In 1996, with relegation, it all began to go horribly wrong. Over the dark years which followed (dodgy owners, a bewildering succession of managers, forgettable players), it occurred to me that, if the team a person supports feeds into character, then I may have made a bad choice.
Those supporting a strong, winning club are likely to become used to success, to run onto the pitch of their own lives with an expectation of success. It may not be attractive, this confidence (think of David Mellor and John Major, obvious Chelsea fans, or Piers Morgan and Clive Anderson, clearly supporters of Arsenal), but it is a greater asset in life than the expectation – or, rather, the sure knowledge – that every small moment of triumph in life is merely setting one up of for a larger, more shattering disappointment.
In life as in football, defeat and relegation eat into the soul. Look at Rod Liddle (Millwall), Alastair Campbell (Burnley), Jim Davidson (Charlton Athletic), Hugh Grant (Fulham) or Michael Parkinson (Barnsley): they are a chippy lot who have had too many weekends spoiled by a Saturday afternoon result for it not to have warped their personality in some way.
The mental health of QPR fans has been severely stressed with the wild roller-coaster of hope and despair over recent years. Returning at last to the top level this season, the club offered the exquisite psychological torture of a brilliant manager – canny, positive, good with the players – and grim owners, who combined conspicuous wealth with stinginess, a snobbish dislike of football with a desire to interfere. It was a recipe for unhappiness, to be yoked through fandom to these ghastly men, to know that they had control over whether the next few months were joyful, bearable or embarrassing.
The change, which now seems like a little miracle, has happened this month. The bad old regime sold out to Tony Fernandes, a Malaysian millionaire who seems sane, decent and ambitious. Hence the danger of an imminent personality change. Top of the manager's shopping list is Barton, the kind of player whom, not so long ago, I would have preferred not to have to cheer on.
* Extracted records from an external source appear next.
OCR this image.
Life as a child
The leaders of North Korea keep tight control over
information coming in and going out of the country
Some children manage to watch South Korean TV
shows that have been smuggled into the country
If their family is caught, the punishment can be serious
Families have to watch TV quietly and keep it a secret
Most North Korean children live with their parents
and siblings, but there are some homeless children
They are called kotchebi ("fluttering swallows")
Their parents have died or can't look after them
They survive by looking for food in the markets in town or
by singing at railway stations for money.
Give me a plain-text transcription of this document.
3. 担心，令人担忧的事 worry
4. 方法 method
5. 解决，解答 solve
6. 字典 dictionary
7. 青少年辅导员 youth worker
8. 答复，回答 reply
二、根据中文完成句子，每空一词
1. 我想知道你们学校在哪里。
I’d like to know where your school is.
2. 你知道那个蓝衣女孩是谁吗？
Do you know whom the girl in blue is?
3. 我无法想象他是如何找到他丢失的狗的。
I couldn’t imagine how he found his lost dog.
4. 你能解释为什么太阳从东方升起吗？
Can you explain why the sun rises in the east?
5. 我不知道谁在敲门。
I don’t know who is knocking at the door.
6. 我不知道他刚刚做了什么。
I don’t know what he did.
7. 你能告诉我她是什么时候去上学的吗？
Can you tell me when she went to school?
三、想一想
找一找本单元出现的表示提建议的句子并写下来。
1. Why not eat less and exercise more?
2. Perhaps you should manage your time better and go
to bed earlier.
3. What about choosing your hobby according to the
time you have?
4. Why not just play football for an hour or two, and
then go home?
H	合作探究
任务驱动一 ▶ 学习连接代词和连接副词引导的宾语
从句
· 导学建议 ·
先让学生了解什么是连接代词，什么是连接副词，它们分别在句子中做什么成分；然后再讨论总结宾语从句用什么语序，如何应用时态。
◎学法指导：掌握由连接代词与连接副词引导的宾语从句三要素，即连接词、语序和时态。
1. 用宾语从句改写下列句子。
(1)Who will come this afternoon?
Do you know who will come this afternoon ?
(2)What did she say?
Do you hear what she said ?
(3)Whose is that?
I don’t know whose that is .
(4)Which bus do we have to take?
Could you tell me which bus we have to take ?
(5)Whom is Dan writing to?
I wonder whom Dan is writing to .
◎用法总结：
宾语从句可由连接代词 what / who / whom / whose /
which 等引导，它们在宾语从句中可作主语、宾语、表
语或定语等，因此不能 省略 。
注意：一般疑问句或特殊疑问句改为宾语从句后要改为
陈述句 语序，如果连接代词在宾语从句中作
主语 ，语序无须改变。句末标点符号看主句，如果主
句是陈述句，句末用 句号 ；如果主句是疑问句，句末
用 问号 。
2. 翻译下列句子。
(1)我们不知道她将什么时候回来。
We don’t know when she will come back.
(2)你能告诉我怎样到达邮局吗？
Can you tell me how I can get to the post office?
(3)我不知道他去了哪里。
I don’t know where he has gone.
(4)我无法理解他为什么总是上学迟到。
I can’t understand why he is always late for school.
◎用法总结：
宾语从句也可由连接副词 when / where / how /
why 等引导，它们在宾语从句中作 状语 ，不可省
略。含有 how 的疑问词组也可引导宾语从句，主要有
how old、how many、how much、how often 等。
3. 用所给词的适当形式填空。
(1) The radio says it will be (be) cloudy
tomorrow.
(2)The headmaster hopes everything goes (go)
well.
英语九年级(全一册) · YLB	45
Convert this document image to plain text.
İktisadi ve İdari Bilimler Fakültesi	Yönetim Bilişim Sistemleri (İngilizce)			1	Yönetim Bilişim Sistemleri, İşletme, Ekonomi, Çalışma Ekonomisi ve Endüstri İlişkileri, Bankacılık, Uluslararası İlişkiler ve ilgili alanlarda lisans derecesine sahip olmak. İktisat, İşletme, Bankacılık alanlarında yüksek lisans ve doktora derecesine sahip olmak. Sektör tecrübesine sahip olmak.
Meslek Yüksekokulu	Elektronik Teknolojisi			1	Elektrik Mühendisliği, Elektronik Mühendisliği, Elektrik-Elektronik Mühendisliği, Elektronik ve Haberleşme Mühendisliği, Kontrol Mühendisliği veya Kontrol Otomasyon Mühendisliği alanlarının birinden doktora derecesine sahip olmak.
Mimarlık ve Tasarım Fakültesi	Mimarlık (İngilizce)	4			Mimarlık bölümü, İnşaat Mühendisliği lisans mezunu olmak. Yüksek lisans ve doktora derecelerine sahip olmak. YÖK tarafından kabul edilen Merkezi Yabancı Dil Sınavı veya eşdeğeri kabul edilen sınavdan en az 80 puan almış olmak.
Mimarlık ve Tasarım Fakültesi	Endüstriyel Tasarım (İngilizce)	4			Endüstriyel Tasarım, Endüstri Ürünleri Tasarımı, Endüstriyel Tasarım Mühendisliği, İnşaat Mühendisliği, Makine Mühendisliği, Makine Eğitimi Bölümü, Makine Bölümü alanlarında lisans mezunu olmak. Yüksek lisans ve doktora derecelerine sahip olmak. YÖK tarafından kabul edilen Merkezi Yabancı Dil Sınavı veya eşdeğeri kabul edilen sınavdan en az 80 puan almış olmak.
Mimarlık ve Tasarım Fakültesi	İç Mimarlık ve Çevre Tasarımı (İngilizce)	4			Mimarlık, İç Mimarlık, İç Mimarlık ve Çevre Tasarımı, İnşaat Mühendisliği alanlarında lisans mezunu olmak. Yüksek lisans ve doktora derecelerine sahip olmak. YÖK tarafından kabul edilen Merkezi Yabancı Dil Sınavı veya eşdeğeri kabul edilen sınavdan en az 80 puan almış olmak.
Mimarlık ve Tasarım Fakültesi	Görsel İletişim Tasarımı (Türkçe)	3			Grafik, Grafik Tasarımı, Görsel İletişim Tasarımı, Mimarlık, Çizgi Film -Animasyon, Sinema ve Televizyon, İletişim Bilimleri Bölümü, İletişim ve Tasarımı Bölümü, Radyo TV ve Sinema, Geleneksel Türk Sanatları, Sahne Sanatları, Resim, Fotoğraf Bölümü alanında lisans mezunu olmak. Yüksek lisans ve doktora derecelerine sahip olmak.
Now I see Joey's positive points. His Twitter profile, a quote from The Smiths, is "I decree today that life is simply taking and not giving, England is mine and it owes me a living." That, I'm pretty sure, is meant ironically – or, if not, it has the powerful virtue of honesty. Joey has passion, individuality, a peculiar sense of style, and pretty soon those qualities will start rubbing off on me. After all those years of my loyal support, it is the least QPR can do.